ANA: Lucros equivalem a 37% do investimento da Vinci
As receitas da ANA estavam a ganhar altitude, mas a pandemia pôs um travão nos ganhos e na criação de emprego
> Negócio de três mil milhões
A Vinci bateu, no final de 2012, a alemã Fraport, a suíça Zurich Airports e a argentina Corporación América na corrida à ANA – Aeroportos de Portugal. A proposta da empresa francesa englobou cerca de €3,1 mil milhões. Desse valor, 700 milhões foram para assegurar a dívida da empresa, 1,2 mil milhões para pagar por 95% do capital da ANA e outros 1,2 mil milhões a troco da comissão da concessão de 50 anos. Desde 2013 até final de 2021, os lucros acumulados da ANA foram de 1,12 mil milhões, equivalentes a 37% do valor investido há uma década. Além da gestora dos aeroportos nacionais, a Vinci tem também uma participação relevante na Lusoponte, que detém a concessão das pontes 25 de Abril e Vasco da Gama.
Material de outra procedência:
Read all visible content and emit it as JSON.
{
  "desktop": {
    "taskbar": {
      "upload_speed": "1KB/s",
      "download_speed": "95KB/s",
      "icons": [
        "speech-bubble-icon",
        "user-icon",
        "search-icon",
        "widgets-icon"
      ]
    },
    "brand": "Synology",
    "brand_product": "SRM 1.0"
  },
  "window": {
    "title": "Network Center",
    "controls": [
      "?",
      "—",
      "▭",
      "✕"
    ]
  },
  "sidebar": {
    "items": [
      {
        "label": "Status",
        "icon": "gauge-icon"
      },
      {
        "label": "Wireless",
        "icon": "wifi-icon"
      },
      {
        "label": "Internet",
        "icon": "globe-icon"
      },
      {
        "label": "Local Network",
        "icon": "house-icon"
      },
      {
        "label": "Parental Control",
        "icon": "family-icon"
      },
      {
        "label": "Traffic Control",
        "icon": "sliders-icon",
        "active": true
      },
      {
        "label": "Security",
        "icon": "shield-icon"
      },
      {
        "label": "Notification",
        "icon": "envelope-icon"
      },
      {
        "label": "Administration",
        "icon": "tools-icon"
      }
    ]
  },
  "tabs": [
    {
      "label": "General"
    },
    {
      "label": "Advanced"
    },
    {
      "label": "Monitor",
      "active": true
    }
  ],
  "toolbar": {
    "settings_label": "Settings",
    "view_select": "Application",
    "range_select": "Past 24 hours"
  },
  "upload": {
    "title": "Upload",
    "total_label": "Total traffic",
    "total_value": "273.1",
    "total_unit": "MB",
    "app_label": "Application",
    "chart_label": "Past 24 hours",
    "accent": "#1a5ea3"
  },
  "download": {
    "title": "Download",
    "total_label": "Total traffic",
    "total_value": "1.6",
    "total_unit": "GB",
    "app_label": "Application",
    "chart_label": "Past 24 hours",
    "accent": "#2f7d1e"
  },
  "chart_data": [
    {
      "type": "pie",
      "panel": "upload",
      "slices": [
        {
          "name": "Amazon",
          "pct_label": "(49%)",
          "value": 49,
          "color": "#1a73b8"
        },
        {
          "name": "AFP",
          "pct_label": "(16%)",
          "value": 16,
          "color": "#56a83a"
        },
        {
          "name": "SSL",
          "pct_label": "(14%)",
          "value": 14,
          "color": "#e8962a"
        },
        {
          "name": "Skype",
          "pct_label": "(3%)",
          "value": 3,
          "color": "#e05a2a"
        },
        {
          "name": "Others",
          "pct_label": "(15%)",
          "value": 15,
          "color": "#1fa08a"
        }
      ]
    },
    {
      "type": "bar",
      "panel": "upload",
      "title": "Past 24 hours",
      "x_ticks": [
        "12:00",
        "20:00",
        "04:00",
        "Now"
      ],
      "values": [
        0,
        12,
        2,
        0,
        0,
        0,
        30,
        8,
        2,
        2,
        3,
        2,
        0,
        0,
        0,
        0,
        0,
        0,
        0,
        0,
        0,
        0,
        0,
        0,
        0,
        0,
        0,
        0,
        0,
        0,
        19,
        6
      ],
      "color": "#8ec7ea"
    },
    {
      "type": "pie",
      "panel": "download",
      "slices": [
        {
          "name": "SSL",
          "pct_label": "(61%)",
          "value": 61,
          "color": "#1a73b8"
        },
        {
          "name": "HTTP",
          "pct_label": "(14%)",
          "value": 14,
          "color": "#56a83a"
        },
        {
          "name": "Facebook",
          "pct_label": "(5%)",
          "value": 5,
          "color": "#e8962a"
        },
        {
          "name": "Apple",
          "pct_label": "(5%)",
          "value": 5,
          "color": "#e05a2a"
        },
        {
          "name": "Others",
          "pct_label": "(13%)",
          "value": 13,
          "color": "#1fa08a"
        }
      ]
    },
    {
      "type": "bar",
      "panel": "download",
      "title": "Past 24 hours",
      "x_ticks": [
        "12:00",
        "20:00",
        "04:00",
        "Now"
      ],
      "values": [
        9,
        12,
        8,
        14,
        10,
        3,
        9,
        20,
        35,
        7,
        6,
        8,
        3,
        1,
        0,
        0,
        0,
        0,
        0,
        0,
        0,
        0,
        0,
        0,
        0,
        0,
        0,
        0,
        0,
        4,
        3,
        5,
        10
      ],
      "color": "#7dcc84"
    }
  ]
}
> Pandemia trava subida das receitas
A pandemia afetou muito o negócio da ANA, o que fez com que as receitas obtidas em 2021 fossem mais baixas do que as de 2012, o último ano em que esteve sob domínio público. Desceram de €433 milhões para €423 milhões. No entanto, antes da crise da Covid-19, as suas receitas estavam a ganhar bastante altitude. Em 2019, a empresa faturou €899 milhões. Já os lucros obtidos foram de €303 milhões no ano que precedeu a pandemia, bem acima dos €53,9 milhões reportados em 2012. As medidas de contenção da pandemia afetaram significativamente os resultados: em 2020, a ANA teve um prejuízo de €79,7 milhões e, no ano passado, um lucro de €25,5 milhões.
> Margens de lucro altas
Apesar do impacto da pandemia no tráfego nos aeroportos, a ANA obteve uma margem EBITDA de 41,5% em 2021, acima dos 35,2% verificados em 2012. Antes da pandemia, a Vinci tinha conseguido melhorar de forma significativa as margens de lucro. Em 2019, o peso dos lucros operacionais no total da receita foi de 65,1%.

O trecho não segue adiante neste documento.